2. Think about it. Sure, you could do the same thing. You could commit the same sins. But something holds you back – the knowledge that it isn’t worth an eternity in hell.
D. Don’t live for the lusts of this world. It brings judgment - I Peter 4:1-7
1. If we live for the flesh, we will die like the flesh - Romans 8:13
E. The things of this world are worthless - Philippians 3:7-8
V. Oh, that people would learn this lesson - Deuteronomy 32:29
A. The world is perishing with its lusts - I John 2:15-17
B. Don’t get caught in the trap as the Israelites did. They were freed from slavery, yet they longed to return to Egypt - Numbers 11:5-6
C. Brethren, you escaped the corruption of the world, don’t look back and long for its fleeting pleasures.
The Bear and the Red Hot Stove
Once in a dense forest a big bear broke into the cabin of some hunters. They were out at the time but had left a fire in a pot-belly stove. The bear saw the red-hot stove and figured it was an enemy, so he ran over and grappled it in a great big bear hug. Naturally, he was severely burnt, but Mr. Bear thought the stove was fighting back, so he squeezed harder. The more he squeezed, the more he was burned. What a vicious cycle for a vicious bear.

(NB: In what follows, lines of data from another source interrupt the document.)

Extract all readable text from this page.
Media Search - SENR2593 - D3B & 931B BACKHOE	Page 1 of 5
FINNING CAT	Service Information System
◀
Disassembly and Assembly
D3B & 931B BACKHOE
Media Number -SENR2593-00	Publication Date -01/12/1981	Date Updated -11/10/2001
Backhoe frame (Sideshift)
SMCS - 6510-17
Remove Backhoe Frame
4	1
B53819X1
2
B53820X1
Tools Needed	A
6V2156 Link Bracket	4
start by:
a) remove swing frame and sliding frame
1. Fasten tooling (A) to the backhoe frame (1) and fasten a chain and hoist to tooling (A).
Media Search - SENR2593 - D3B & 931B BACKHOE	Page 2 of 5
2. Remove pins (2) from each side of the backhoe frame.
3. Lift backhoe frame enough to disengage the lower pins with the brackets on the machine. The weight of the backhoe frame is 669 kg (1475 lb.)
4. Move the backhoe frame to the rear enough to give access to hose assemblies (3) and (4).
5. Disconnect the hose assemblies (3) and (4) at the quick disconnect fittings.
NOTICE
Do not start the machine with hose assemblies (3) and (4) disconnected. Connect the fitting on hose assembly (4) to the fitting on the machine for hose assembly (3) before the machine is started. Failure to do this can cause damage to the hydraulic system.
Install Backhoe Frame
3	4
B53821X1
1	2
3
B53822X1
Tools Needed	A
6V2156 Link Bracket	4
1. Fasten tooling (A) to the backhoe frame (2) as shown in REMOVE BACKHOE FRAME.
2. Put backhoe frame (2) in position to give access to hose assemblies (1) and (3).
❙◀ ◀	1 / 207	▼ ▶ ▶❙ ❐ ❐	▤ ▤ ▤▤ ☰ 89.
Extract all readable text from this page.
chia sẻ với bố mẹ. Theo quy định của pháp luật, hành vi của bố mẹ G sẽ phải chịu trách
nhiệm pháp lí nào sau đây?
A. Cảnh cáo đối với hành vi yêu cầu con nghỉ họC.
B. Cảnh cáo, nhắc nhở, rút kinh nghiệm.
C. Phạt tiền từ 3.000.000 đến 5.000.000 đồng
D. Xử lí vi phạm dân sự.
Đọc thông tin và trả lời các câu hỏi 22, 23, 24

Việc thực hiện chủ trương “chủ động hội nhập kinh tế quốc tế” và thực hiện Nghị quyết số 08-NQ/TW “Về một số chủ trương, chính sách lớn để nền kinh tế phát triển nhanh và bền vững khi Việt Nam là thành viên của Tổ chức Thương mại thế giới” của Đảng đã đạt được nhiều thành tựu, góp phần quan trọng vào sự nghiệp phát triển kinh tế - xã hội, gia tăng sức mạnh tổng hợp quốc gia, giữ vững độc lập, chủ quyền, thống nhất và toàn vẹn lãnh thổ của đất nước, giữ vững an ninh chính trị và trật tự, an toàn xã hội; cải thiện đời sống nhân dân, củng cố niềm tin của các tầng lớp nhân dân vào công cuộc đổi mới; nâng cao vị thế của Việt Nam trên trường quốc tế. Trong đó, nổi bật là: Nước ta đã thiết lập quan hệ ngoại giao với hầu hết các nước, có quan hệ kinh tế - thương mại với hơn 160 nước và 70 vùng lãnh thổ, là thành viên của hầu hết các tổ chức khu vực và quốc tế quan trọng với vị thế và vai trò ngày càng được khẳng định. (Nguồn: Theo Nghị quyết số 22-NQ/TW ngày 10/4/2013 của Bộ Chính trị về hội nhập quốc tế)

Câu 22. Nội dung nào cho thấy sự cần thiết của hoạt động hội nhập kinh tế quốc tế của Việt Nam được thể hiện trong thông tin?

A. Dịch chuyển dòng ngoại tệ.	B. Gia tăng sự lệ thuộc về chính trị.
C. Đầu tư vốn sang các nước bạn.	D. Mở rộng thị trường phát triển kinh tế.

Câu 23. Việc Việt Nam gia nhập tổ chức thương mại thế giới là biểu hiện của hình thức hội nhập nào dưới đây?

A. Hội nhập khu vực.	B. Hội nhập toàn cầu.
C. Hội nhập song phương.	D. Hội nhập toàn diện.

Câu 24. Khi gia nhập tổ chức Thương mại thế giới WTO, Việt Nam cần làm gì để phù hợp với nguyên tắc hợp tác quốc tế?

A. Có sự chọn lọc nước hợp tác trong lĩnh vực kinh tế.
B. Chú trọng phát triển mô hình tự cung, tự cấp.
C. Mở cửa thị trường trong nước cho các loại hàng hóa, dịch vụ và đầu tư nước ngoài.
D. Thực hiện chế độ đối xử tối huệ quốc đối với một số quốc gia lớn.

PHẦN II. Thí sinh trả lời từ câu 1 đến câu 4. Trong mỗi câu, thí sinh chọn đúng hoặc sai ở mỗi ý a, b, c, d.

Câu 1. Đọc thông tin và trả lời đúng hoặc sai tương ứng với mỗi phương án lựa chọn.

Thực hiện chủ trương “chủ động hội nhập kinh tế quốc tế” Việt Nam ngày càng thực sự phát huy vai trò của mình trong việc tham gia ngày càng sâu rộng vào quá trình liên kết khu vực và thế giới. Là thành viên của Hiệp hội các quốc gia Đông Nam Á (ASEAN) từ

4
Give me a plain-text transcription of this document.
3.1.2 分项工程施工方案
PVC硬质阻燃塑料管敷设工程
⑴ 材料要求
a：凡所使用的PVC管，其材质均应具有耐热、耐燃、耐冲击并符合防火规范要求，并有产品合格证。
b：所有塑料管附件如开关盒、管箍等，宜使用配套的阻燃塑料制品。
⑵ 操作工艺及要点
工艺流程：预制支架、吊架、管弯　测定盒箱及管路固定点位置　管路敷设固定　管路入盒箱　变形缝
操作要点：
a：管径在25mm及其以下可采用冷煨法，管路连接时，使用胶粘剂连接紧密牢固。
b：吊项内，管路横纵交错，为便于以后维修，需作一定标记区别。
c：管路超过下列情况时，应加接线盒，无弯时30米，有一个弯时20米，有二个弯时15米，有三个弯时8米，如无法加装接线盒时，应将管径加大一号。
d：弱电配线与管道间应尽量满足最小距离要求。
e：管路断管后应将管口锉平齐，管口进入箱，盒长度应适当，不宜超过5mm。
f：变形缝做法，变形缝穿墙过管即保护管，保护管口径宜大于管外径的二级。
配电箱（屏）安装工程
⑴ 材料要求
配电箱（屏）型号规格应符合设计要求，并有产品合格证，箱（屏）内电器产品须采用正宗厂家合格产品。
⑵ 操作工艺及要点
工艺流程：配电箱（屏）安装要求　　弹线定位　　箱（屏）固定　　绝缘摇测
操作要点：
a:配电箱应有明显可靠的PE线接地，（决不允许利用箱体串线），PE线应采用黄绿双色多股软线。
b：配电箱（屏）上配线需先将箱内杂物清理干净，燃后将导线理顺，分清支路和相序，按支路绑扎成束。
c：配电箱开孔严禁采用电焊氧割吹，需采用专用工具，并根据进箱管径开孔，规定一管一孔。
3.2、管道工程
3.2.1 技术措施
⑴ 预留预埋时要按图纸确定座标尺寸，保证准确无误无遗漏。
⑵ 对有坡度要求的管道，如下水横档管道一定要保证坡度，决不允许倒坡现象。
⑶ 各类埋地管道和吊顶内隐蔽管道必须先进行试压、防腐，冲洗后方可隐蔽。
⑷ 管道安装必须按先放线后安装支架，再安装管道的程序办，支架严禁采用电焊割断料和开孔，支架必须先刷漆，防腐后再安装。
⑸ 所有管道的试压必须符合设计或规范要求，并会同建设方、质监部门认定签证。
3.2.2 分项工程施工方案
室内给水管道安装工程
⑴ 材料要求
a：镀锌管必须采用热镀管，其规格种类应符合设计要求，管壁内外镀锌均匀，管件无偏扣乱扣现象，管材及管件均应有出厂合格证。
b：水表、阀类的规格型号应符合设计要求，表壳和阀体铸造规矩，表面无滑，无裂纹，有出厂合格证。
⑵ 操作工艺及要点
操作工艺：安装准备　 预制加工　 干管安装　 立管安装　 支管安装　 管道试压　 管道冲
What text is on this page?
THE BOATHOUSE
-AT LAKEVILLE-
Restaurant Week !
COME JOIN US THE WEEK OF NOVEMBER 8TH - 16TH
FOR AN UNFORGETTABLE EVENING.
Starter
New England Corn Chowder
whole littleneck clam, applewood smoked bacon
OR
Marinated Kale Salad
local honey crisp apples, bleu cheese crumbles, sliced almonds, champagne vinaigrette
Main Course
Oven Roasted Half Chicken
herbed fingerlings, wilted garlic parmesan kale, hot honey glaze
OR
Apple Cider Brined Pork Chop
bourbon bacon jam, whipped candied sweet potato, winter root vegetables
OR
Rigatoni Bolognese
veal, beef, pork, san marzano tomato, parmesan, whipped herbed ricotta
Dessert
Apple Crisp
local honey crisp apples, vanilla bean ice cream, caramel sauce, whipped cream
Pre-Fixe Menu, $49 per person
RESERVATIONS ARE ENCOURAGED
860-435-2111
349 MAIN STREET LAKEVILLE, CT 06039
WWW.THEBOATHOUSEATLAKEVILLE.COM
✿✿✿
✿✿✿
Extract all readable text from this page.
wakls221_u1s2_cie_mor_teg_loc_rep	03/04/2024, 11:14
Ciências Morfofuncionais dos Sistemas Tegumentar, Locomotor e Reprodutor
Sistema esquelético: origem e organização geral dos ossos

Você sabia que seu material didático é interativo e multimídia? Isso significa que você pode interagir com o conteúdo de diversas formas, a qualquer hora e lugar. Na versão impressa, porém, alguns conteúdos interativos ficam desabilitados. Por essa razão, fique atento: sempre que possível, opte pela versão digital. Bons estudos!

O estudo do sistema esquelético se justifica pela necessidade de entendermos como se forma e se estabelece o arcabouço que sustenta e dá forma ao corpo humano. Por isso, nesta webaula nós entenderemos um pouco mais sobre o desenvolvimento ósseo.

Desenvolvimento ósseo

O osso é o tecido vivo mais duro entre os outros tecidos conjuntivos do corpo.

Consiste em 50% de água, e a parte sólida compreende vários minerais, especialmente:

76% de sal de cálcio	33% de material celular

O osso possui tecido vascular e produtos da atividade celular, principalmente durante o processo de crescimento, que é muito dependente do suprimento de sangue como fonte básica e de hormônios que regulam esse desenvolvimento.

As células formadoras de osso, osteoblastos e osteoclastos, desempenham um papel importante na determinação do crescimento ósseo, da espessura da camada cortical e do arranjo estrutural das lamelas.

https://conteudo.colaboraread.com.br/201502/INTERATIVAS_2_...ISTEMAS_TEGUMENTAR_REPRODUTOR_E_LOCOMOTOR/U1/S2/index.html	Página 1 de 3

Perhaps you think, “What a dumb animal to hug something to his own hurt!” But many people do the same. How many people are there who hug the world to themselves, such as lying, dancing, adultery, immodest clothing, drinking, etc. and refuse to part with it? Let someone warn them of the danger and they will hug it all the more. Many cannot bear to part with the sins of the world, and yet they cannot be saved while holding on to it. Too many are acting just like that bear.